Yes, any Joe can train deep network with dozen lines of Keras. Sure, your startup can use off-the self models and tweak it a bit... That doesn't make you "world-class deep learning practitioner". If you are designing the network for new problem domain, there are thousands of decisions to make - everything from hyperparameters to network architecture to distributions in data. Making these decisions without having developed lots of intuition and good foundations is very hard. I often find usual developers without ML background and experience completely lost in these cases. Debugging a model that doesn't work is super hard. There are no IDEs, no breakpoints, no watches and in fact not even error messages. Its purely statistical debugging and probabilistic fixes.
I don't want to diminish the success that this company is having being run in their own way, but give me a break with these blog posts.
VC is a "trend to avoid"? Avoid "Hypergrowth"? I guess companies like Google, Facebook, Twitter, Amazon, Stripe, Airbnb, Dropbox, Pinterest and a hundred others all really messed up.

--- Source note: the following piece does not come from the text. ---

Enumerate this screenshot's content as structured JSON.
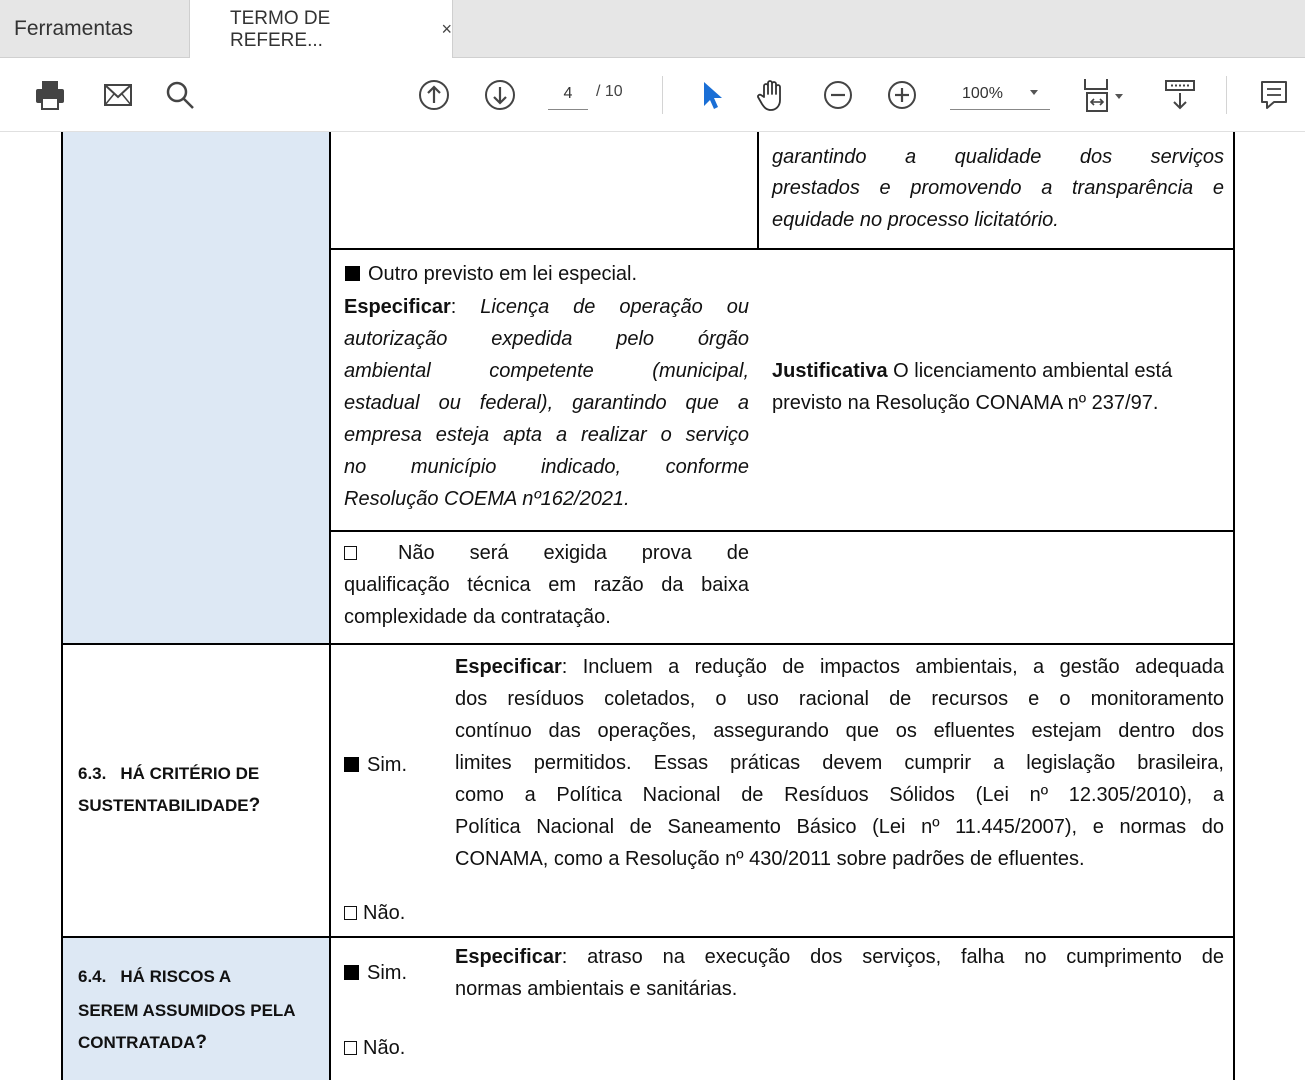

I mean I could go point by point and give examples that are the opposite of these trends, but that isn't any more meaningful than these suggestions. You can choose to run a company however you want, and you should. If you believe these things are bad, don't do them. Attract employees that agree with you. The market will decide if you are right or not.

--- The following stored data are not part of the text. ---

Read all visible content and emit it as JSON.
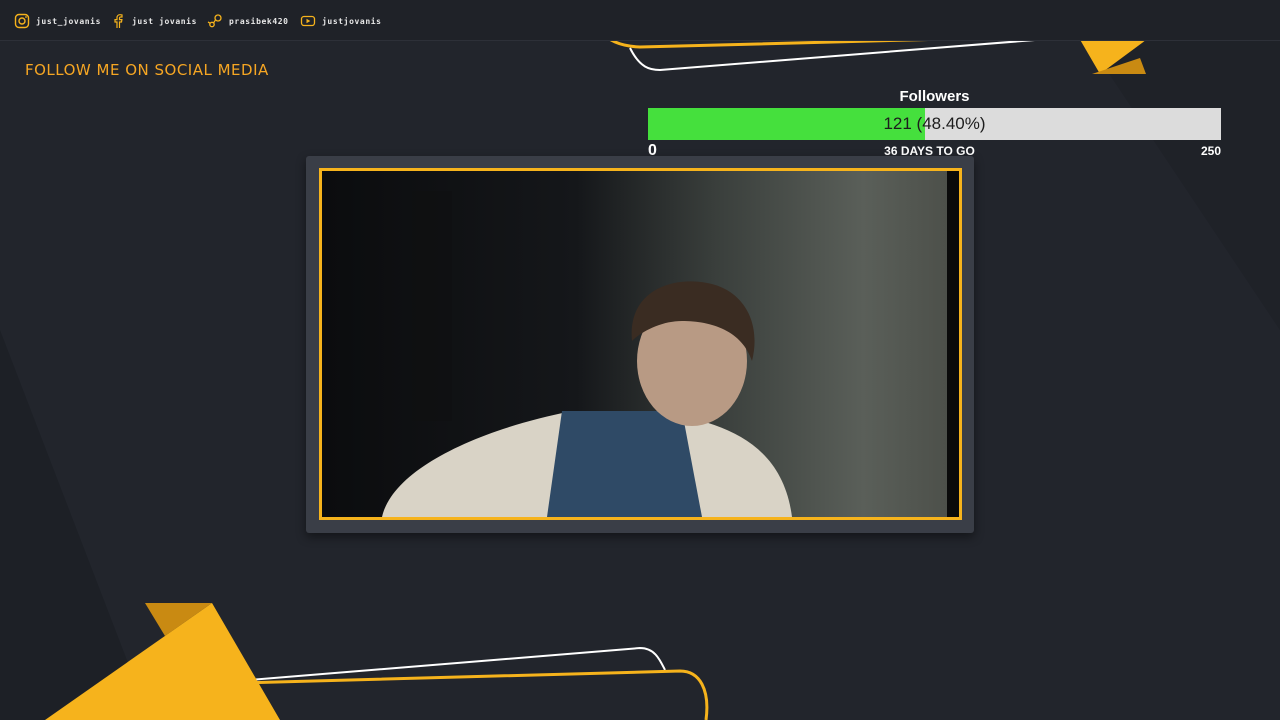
{
  "social_links": [
    {
      "icon": "instagram-icon",
      "label": "just_jovanis"
    },
    {
      "icon": "facebook-icon",
      "label": "just jovanis"
    },
    {
      "icon": "steam-icon",
      "label": "prasibek420"
    },
    {
      "icon": "youtube-icon",
      "label": "justjovanis"
    }
  ],
  "follow_heading": "FOLLOW ME ON SOCIAL MEDIA",
  "goal": {
    "title": "Followers",
    "progress_text": "121 (48.40%)",
    "progress_fraction": 0.484,
    "min_label": "0",
    "days_left": "36 DAYS TO GO",
    "max_label": "250"
  },
  "colors": {
    "accent_yellow": "#f6b31c",
    "heading_orange": "#f6a623",
    "progress_green": "#45e03d",
    "background": "#22252c"
  }
}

But enough with the blog posts about it, especially if they are dismissing critical tools that many companies use very successfully. Every company is different, every product is different, every team is different. Use some common sense on what tools make sense for you, and keep an open mind.
I have a vested interest as a VC, but I disagree that VC funding is a negative signal. That's a very blanket statement to make, and there are lots of toxic VC-funded companies but also lots of amazing ones. (Similarly, there are tons of toxic non-VC companies and tons of amazing ones.)
The way I'd frame it is:
1) If you want to build a company that is venture scale, taking VC funding is a great option to consider. If you don't want to build such a company, VC funding is a very poor option.
2) There are good and bad VCs. The bad ones suck. The good ones will help you and support you even if the outcome is 2x or 0x. Fred Wilson at Union Square Ventures articulates this attitude well in several posts:
a) "If you look at the distribution of outcomes in a venture fund, you will see that it is a classic power law curve, with the best investment in each fund towering over the rest, followed by a few other strong investments, followed by a few other decent ones, and then a long tail of investments that don’t move the needle for the VC fund.
But that long tail is comprised of entrepreneurs and their teams. People who have given years of their lives to a dream that was ultimately not realized.
And as I have written many times over the years on this blog, I spent the majority of my time on that long tail. This is irrational behavior if you think about fund economics, but I believe it is rational behavior if you think about firm reputation." (http://avc.com/2015/11/power-law-and-the-long-tail/)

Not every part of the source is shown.